= Ánimo Inglewood Charter High School =

Charter school in Inglewood, California, United States

Ánimo Inglewood Charter High School is a public charter school in Inglewood, California, operated by Green Dot Public Schools of Los Angeles. It was described as one of the "highest performing campuses across the state" in 2016.

== History ==
Ánimo Inglewood Charter was the second Green Dot school to be established, due in part to the success of Ánimo Leadership Charter High School. It was chartered in 2001, and opened in August 2002, with 145 new students, adding a new freshman class of 140 every year until 2006, when it reached full capacity to approximately 525 students. Classes began at the First United Methodist Church on the corner of Kelso Street and Spruce Avenue for three years, until moving to the old Kaiser Permanente hospital on Manchester Boulevard.

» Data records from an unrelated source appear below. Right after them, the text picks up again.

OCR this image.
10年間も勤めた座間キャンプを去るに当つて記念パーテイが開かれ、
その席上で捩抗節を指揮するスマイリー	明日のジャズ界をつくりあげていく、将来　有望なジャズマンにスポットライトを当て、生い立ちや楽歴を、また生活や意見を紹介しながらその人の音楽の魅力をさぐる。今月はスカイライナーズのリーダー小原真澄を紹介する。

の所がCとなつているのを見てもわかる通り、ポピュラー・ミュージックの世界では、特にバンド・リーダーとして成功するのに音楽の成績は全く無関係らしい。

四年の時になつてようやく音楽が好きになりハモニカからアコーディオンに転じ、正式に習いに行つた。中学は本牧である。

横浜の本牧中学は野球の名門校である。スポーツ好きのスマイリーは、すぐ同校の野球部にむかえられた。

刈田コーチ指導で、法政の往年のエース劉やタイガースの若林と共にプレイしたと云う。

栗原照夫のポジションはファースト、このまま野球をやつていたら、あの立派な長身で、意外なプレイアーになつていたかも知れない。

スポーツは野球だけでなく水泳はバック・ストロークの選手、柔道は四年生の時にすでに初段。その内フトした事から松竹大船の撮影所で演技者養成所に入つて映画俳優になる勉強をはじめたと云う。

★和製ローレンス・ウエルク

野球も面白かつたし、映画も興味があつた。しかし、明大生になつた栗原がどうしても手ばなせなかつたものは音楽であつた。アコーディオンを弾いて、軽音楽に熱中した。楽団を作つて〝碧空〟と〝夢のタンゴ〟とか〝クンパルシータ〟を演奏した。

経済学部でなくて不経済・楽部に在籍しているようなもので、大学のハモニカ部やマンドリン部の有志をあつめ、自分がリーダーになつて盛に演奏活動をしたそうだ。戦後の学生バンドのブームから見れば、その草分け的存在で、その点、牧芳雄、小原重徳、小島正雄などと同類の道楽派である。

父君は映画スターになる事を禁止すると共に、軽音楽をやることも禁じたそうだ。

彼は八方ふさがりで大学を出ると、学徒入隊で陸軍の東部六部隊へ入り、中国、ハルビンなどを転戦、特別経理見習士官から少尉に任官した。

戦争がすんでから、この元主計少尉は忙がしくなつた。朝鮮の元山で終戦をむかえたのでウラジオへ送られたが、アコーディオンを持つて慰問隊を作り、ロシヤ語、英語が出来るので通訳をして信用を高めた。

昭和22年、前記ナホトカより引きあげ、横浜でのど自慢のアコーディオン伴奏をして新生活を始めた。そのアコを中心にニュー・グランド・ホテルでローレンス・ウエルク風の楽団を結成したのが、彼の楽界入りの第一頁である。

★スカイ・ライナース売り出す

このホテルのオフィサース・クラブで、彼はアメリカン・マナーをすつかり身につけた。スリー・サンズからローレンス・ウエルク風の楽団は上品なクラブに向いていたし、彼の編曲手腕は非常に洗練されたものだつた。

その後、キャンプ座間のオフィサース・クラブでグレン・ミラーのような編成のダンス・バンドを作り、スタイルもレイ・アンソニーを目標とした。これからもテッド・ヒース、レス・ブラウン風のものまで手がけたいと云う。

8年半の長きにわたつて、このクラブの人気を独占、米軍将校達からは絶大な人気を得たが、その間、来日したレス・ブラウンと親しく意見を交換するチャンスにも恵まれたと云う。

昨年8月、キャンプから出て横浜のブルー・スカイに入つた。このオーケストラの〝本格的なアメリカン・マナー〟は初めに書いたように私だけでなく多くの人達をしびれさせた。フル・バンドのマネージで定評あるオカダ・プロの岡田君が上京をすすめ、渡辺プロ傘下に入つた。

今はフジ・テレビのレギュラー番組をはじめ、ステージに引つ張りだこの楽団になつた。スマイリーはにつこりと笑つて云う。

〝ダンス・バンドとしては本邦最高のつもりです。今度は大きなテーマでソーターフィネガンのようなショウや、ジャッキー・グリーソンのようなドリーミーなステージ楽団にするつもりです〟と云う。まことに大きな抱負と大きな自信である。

The first class graduated in 2006. More than 85% of students from each class graduate and enroll in four-year colleges/universities.

In 2014, Ismael Jimenez and Denise Gomez, seniors at Ánimo Inglewood Charter High School, were among the ten people killed in a chartered bus accident on Interstate 5 near Orland, California. In 2016, Ánimo Inglewood Charter was described in the Los Angeles Times as "among the highest performing campuses across the state", with 87% of the students passing English tests and 73% meeting or exceeding math standards.